Box 1. Models for prediction

From the following article:

The past and the future of El Niño

Peter J. Webster and Timothy N. Palmer

Nature 390, 562-564(11 December 1997)



A great deal of progress has been made in forecasting El Niños. For example, the event of 1982-83 was only evident once it had started. At that time, seasonal predictions were made using empirical models whose equations were based on statistical relationships derived from historical time-series data15. In 1986, however, Cane and Zebiak16 demonstrated the possibility of making very useful forecasts several seasons ahead, by taking the basic equations which describe Newton's laws of motion, together with the laws of thermodynamics, and applying them to describe the coupled dynamics of the ocean and atmosphere of the tropical Pacific. By the standards of comprehensive numerical weather-prediction models, the Cane-Zebiak model is relatively simple17. But, impressively, during the late 1980s and early 1990s it was used to predict the timing and magnitude of the variations of sea-surface temperatures in the tropical Pacific (and hence El Niño).

Those successes led to the development of comprehensive ocean-atmosphere models, where the atmospheric component was either a numerical weather-prediction model, or a global climate model, and where the ocean component covered all of the ocean basins6. For a decade, it has been hard to prove that the comprehensive coupled models were better than the Cane-Zebiak model. That may have changed with the 1997-98 event, which comprehensive coupled models forecast whereas the Cane-Zebiak model did not.

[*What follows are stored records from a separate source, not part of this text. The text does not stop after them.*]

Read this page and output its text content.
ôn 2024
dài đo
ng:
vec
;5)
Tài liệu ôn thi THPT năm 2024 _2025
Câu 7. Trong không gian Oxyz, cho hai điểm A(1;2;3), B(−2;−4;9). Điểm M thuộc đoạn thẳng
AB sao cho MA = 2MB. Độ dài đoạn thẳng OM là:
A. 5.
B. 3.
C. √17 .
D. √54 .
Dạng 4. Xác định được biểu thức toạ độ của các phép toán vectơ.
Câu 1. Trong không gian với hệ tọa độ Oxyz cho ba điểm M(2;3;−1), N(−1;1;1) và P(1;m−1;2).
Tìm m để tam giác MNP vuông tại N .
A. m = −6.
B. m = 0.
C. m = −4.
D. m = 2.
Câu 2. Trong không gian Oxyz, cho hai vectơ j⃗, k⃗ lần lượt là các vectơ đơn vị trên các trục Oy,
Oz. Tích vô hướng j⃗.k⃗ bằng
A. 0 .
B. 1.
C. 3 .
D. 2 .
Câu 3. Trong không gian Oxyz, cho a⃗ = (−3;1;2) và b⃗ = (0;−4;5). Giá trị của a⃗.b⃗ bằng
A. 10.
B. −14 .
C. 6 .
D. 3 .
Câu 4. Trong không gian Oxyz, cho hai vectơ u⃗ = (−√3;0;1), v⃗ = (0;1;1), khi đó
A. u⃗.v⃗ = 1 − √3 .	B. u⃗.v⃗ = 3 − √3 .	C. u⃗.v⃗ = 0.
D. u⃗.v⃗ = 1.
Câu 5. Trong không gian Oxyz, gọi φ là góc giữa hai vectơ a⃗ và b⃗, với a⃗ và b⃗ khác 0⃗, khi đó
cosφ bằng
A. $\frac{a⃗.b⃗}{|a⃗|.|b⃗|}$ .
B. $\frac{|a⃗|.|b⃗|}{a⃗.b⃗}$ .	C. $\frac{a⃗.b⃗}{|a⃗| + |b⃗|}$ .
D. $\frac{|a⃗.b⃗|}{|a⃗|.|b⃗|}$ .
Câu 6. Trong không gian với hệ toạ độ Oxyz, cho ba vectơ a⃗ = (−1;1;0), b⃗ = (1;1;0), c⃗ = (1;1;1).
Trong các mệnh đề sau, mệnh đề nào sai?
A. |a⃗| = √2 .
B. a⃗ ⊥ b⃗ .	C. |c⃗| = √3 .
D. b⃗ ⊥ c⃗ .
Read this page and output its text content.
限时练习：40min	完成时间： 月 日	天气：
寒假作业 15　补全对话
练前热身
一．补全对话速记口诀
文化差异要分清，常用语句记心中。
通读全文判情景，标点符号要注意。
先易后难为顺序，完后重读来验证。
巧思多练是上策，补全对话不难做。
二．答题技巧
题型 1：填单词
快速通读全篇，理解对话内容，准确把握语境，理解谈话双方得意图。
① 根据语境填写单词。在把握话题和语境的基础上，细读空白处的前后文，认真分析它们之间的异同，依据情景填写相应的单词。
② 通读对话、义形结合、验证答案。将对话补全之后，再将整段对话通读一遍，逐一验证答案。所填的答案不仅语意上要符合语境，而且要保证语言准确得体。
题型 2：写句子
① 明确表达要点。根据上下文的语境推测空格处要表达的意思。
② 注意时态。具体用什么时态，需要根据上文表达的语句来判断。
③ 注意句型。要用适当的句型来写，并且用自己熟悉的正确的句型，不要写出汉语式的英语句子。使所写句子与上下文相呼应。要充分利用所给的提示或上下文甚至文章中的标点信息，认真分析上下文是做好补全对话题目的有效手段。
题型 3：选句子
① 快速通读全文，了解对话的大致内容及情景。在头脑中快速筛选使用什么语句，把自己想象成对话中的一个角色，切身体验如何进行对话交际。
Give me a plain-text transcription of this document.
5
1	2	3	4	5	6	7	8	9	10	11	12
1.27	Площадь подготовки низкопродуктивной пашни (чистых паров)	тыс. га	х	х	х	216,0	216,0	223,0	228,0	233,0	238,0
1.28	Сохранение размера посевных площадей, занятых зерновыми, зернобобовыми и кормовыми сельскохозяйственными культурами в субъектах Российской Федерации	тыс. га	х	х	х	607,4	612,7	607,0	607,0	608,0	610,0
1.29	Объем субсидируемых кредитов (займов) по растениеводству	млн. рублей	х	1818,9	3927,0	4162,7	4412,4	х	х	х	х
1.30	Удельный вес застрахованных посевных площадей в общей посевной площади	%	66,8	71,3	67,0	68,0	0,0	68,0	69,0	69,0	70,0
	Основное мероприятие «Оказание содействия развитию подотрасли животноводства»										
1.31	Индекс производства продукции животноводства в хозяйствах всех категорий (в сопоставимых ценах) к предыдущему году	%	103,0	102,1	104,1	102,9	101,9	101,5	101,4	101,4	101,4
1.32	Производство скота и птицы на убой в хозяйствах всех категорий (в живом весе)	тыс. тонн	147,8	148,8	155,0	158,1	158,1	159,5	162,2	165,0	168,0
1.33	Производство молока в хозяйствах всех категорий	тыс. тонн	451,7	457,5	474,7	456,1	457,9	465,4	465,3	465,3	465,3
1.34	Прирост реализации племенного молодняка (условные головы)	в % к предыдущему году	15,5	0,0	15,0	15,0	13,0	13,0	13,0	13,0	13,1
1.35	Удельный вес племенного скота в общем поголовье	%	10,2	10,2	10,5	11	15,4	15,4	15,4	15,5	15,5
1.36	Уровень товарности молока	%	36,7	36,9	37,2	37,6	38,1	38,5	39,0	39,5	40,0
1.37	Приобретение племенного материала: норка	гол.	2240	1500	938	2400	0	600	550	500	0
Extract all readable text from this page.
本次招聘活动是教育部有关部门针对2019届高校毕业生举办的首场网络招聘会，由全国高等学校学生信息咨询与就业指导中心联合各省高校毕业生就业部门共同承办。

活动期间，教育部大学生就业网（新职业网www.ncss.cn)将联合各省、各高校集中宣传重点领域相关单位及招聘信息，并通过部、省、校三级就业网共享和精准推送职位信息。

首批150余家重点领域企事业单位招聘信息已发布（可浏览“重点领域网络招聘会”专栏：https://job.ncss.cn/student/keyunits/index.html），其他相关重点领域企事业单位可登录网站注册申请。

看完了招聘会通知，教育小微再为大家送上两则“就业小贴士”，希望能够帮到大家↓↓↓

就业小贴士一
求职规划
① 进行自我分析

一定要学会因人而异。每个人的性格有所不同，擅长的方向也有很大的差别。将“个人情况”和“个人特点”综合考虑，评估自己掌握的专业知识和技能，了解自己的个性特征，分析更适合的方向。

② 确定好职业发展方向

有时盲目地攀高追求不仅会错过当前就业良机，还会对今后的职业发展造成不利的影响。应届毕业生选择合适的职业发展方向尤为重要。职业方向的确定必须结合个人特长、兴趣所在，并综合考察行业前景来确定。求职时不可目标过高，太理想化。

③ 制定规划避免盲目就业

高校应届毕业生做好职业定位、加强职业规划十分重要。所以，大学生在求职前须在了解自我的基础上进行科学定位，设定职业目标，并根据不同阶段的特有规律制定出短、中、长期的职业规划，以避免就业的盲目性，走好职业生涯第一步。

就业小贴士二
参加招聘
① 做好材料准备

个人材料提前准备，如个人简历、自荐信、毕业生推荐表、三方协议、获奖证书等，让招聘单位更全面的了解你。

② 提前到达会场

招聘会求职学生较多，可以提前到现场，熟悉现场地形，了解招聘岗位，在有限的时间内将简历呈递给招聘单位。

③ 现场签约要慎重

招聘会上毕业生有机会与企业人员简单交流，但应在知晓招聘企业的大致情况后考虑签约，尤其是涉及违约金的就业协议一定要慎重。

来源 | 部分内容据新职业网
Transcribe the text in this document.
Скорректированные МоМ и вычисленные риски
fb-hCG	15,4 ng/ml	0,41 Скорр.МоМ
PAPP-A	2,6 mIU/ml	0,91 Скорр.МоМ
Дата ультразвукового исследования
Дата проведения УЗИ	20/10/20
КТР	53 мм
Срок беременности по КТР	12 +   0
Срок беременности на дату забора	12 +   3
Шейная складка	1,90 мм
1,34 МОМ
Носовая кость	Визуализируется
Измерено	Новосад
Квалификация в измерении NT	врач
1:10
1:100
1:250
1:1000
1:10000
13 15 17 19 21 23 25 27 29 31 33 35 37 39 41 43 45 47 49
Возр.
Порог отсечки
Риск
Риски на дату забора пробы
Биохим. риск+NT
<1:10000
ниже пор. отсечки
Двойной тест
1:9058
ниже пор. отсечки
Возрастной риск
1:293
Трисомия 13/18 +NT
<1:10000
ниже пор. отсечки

Part of the answer may lie in the relatively simpler way that models of Cane-Zebiak complexity handle the data used to create the initial conditions for the ocean-atmosphere forecasts. Essentially, the comparatively large systematic errors of the simple models makes them harder to use when assimilating these initial data. (Indeed, this was probably the case with the 1997-98 warming — later experiments have indicated that if a more comprehensive initial data set had been run on the Cane-Zebiak model, it too would have forecast a major El Niño with a similar lead time.) The comprehensive models also have such errors, but these have been reduced over the years and, in the long run, there is more scope to reduce them further than in the simpler models.

Empirical models can still be useful in prediction. Unlike the dynamically based models, however, their skill is obtained from statistical relationships derived from earlier, training data. Therein lies the rub, because on timescales of decades and centuries the world's climate is not stationary (which may or may not be due to anthropogenic effects)18, and that will always limit the predictive power of empirical models.